Après quelques romans moins inspirés, Mario Vargas Llosa revient en force : Aux Cinq Rues, Lima mélange brillamment les genres : une page d’histoire, une des périodes les plus noires du Pérou et un vaudeville coquin, des fausses pistes, des rebondissements et un Happy end ? dont le point d’interrogation est de Vargas Llosa lui-même. Tout pour faire un excellent roman.
Photo : Gallimard –
Même pour les plus riches, Lima à l’époque de Fujimori (les années 90) n’est plus vivable : le Sentier Lumineux fait sauter les centrales électriques et plonge des quartiers entiers dans le noir, les enlèvements contre rançon se multiplient. La bourgeoisie bien installée envisage de quitter le pays.

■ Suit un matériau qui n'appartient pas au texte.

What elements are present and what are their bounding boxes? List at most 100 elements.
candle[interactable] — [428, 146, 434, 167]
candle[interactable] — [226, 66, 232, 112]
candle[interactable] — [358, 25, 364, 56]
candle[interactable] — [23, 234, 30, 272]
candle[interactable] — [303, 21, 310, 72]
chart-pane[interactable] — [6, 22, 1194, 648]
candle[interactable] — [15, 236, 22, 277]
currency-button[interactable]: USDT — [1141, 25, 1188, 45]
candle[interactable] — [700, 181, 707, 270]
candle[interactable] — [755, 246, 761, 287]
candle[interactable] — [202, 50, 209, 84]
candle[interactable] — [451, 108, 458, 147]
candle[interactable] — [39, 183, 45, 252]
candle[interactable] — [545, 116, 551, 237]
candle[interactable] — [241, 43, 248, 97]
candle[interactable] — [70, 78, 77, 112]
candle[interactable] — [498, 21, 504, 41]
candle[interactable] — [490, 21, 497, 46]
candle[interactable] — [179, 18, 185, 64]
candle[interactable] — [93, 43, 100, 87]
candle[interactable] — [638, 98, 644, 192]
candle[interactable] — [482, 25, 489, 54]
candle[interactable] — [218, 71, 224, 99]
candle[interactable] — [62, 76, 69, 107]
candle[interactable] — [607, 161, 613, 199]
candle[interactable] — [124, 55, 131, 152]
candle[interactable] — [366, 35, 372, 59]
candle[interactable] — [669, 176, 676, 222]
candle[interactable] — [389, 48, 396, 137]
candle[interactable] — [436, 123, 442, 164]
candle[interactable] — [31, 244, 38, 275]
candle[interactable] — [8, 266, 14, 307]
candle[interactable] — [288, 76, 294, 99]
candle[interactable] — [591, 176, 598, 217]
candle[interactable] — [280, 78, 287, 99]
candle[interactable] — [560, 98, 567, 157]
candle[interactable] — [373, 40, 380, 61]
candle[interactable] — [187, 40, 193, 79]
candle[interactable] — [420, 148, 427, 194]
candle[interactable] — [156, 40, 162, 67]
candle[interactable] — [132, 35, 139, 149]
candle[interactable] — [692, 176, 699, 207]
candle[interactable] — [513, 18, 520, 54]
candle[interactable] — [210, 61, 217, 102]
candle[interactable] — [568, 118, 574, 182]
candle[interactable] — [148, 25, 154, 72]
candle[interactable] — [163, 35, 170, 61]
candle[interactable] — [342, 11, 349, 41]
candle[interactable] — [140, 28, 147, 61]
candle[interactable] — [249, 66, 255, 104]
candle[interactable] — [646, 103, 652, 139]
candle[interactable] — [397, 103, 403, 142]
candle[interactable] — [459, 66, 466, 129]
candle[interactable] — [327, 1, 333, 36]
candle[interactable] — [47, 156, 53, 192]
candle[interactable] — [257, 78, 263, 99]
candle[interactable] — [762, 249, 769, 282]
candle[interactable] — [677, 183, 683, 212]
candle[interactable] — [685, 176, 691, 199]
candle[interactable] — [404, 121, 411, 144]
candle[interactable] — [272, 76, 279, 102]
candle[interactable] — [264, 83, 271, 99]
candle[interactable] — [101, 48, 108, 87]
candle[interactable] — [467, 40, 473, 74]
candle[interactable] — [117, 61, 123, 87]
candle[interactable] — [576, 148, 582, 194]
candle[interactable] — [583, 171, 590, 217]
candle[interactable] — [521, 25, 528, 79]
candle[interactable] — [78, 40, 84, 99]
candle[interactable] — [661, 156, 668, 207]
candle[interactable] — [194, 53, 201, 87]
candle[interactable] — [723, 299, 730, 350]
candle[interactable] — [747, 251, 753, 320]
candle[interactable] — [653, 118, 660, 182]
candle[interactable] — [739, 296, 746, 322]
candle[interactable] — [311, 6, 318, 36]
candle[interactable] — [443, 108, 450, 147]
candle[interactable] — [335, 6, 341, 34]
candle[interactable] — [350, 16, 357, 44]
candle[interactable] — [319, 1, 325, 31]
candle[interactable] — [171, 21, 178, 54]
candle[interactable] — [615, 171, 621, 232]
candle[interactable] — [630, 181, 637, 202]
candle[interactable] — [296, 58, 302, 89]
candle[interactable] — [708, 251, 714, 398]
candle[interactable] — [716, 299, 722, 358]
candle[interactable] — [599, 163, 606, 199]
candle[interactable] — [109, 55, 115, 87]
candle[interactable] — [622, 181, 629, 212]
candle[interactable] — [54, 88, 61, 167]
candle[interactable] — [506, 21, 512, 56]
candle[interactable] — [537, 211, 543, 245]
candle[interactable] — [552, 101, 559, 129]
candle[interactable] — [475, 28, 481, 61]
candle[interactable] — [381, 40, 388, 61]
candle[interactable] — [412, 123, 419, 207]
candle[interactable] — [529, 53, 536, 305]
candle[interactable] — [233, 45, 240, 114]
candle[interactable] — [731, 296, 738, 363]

C’est dans cette atmosphère que l’ingénieur Enrique Cárdenas, l’un des hommes les plus riches et les plus puissants du pays est rattrapé par une malheureuse histoire qui ne peut que déboucher sur un scandale mémorable, surtout quand il apprend qu’un journal à scandale est parfaitement informé de tout ! Chacun joue (bien, en général) son rôle : le chef d’entreprise, l’avocat, la femme du chef d’entreprise, celle de l’avocat, la journaliste, le rédacteur en chef…
La société leur a attribué une fonction qu’ils doivent personnifier. Les réalités qui se cachent sous la façade sont moins reluisantes, nous y avons accès grâce au narrateur qui, faussement détaché, nous fait découvrir la psychologie de chacun. Au-dessus de ces bourgeois inquiets et nerveux, mais qui exhibent une sérénité inoxydable, l’ombre du Docteur, le conseiller de Fujimori et probablement l’homme le plus puissant du Pérou, « mielleux et servile avec tous » mais vraiment redoutable. Le Docteur a vraiment existé, tel que le présente le romancier. Vargas Llosa a imaginé, à travers des personnages qu’il a créés, une histoire parfaitement vraisemblable ‒ et passionnante.
Les événements s’enchaînent très vite, puissants et gens modestes participent à une danse plus tragique que comique et, si chacun reste à la place que lui impose la société, Mario Vargas Llosa fait deviner, puis ressortir nettement, les fissures déjà apparentes ou soigneusement cachées : comment, par exemple, juger la Riquiqui, journaliste qui se complaît à mettre sous les yeux du public les tares peu reluisantes de ses contemporains connus ? Montrer des actes indignes ou démolir la réputation de gens qui n’ont jamais nui à personne est pour elle une revanche sur son propre destin doublée d’une lutte pour survivre.
À l’image de cette femme, ils sont tous terriblement humains, ces pantins pitoyables et cruels. Cruels, humains et vaincus ; le monde de chacun s’effondre sans qu’aucun puisse savoir quelle force obscure en est le responsable. Chaque chapitre apporte ses surprises, le rythme s’accélère jusqu’à une espèce de tornade narrative, un long chapitre dans lequel se retrouvent tous les protagonistes dans un récit éclaté et nerveux, « affaires » politiques, érotisme, assassinats, justice. Une belle preuve que Mario Vargas Llosa n’a rien perdu de sa fièvre créatrice.